Conservateur général du patrimoine, Jean-Pierre Cuzin devient dès 1973 conservateur au département des Peintures du Musée du Louvre, département qu’il dirige de 1994 à 2003, avant de donner sa démission. Actuellement adjoint au directeur général de l’Institut national d’histoire de l’art (INHA), il commente l’actualité à l’occasion de la parution aux éditions Mengés d’un ouvrage sur Fragonard, ses sources et sa postérité.
Alors que vient d’ouvrir au Musée Jacquemart-André, à Paris, une exposition consacrée au peintre, vous publiez un ouvrage sur l’influence de Fragonard, un sujet abordé lors d’une exposition organisée par vous à Barcelone en 20o6. Quelle est la portée de cette démarche ?

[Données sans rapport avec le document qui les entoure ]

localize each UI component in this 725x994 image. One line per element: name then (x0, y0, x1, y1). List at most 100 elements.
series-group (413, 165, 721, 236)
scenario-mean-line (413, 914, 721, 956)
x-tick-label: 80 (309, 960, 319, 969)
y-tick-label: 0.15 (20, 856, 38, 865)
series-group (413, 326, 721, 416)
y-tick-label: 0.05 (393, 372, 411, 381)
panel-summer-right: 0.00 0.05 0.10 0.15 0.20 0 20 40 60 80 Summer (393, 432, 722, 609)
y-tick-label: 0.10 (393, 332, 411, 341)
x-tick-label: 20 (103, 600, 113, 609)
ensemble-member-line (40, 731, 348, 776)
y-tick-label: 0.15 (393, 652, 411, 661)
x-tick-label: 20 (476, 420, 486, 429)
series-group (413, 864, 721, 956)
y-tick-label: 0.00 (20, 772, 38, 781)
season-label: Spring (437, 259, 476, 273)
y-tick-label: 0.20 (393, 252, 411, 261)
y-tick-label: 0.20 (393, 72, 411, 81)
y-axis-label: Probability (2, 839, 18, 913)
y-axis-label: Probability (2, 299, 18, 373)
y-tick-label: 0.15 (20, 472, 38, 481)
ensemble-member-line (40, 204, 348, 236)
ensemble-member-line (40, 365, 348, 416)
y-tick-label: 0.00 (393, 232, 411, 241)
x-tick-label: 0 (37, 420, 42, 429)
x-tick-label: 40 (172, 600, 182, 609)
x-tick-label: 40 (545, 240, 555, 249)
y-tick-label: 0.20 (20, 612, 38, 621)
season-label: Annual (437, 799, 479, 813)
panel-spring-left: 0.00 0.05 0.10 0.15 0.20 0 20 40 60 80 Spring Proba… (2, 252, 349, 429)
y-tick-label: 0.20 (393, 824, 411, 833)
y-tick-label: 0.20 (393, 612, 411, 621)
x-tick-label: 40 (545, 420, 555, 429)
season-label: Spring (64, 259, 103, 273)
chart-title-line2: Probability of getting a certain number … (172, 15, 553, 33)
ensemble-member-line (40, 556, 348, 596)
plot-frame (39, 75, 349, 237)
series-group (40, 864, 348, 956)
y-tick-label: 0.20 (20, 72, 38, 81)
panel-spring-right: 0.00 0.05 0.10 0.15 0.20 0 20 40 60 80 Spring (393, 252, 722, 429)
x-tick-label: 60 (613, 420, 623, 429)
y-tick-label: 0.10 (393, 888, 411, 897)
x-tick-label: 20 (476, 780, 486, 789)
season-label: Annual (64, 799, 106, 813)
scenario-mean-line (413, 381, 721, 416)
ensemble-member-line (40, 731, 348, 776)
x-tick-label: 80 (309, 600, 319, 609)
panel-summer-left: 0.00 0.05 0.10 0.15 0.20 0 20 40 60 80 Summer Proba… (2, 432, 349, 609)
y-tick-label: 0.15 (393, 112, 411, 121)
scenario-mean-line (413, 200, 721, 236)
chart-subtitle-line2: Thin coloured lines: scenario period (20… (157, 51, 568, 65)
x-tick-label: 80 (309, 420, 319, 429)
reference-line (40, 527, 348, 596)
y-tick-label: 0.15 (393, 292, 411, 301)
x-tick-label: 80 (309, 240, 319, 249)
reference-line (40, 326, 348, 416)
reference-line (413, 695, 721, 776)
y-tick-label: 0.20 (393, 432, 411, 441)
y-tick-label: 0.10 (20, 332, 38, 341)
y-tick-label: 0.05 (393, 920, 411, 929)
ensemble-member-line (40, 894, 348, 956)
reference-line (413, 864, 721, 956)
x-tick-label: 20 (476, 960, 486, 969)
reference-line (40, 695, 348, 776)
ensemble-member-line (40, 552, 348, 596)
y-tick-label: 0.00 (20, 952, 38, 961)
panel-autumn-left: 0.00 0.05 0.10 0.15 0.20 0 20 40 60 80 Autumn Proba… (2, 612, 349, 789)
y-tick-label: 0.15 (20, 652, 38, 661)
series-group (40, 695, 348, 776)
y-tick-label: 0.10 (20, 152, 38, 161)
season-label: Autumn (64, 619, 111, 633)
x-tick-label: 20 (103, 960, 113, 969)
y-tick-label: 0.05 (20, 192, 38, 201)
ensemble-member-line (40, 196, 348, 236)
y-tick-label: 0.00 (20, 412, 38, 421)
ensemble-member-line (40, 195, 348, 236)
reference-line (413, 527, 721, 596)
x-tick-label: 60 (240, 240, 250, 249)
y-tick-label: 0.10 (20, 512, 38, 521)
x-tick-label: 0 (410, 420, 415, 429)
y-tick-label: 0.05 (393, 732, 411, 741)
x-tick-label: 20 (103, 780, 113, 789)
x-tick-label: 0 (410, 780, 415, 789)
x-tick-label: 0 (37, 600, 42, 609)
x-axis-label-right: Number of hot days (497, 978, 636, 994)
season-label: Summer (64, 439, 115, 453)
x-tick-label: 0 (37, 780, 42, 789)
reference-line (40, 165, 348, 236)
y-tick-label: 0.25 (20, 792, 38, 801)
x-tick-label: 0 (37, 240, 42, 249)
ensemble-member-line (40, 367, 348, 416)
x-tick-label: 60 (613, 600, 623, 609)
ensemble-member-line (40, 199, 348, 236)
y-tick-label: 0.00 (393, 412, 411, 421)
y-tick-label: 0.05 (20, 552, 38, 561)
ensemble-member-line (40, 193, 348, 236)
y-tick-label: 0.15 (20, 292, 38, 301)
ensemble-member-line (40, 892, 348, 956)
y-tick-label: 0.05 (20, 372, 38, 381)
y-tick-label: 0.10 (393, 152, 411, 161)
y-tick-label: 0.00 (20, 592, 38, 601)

Au cours de leurs carrières, tous les peintres ont réalisé des copies, tous ont travaillé d’après ou contre un artiste en le prenant comme maître, comme rival. Prendre appui sur ses prédécesseurs, les dépasser, parfois les caricaturer, c’est un phénomène essentiel dans l’histoire de l’art qui peut être expliqué simplement en juxtaposant des images. Cette façon de faire de l’histoire de l’art avec les yeux, avec sa propre sensibilité, est accessible à tout le monde. Mais il faut, bien entendu, faire attention à ne pas imaginer des rapports contestables entre les œuvres. L’exposition organisée sur Fragonard à Barcelone utilisait largement ce procédé et essayait de traiter deux aspects essentiels de son œuvre : d’une part ses propres sources d’inspiration, d’autre part sa postérité. Dans l’exposition, j’évoquais l’influence de Fragonard en empruntant largement au XIXe siècle, avec des artistes comme Daumier, mais aussi à des artistes vivants. L’ouvrage traite essentiellement de son influence sur l’époque moderne et contemporaine. Si Fragonard n’a pas beaucoup intéressé les avant-gardes du XXe siècle, on assiste depuis les années 1990 à un regain d’intérêt pour l’artiste. Le livre explore les différents regards portés par nos contemporains sur lui. Cela va jusqu’à la contestation sociale, comme en témoigne l’œuvre de Yinka Shonibare qui clôturait l’exposition de Barcelone. Son installation The Swing (Tate Britain, Londres) est inspirée par L’Escarpolette de Fragonard présente dans la Wallace Collection à Londres. Cela dit, il faut se méfier d’une attitude systématique qui consiste à placer à la fin d’une exposition consacrée à un artiste ancien une œuvre contemporaine. Par ailleurs, placer provisoirement des œuvres de notre temps dans les salles d’un musée d’art ancien est devenue une mode, dans la plupart des pays du monde. Au contraire, passer commande, comme le fait le Louvre, à un grand artiste contemporain tel Anselm Kiefer pour un décor permanent du musée est en soi une bonne chose. Je crois que la création contemporaine ne doit pas être simplement juxtaposée à l’art ancien, elle doit intervenir dans le cadre d’une réflexion réelle et dans le souci d’enrichir le regard. Cette tendance actuelle participe aujourd’hui souvent, j’en ai peur, d’un goût du provisoire, de l’éphémère, qui rompt totalement avec la vocation première d’un musée. On ne peut pas tout faire en même temps.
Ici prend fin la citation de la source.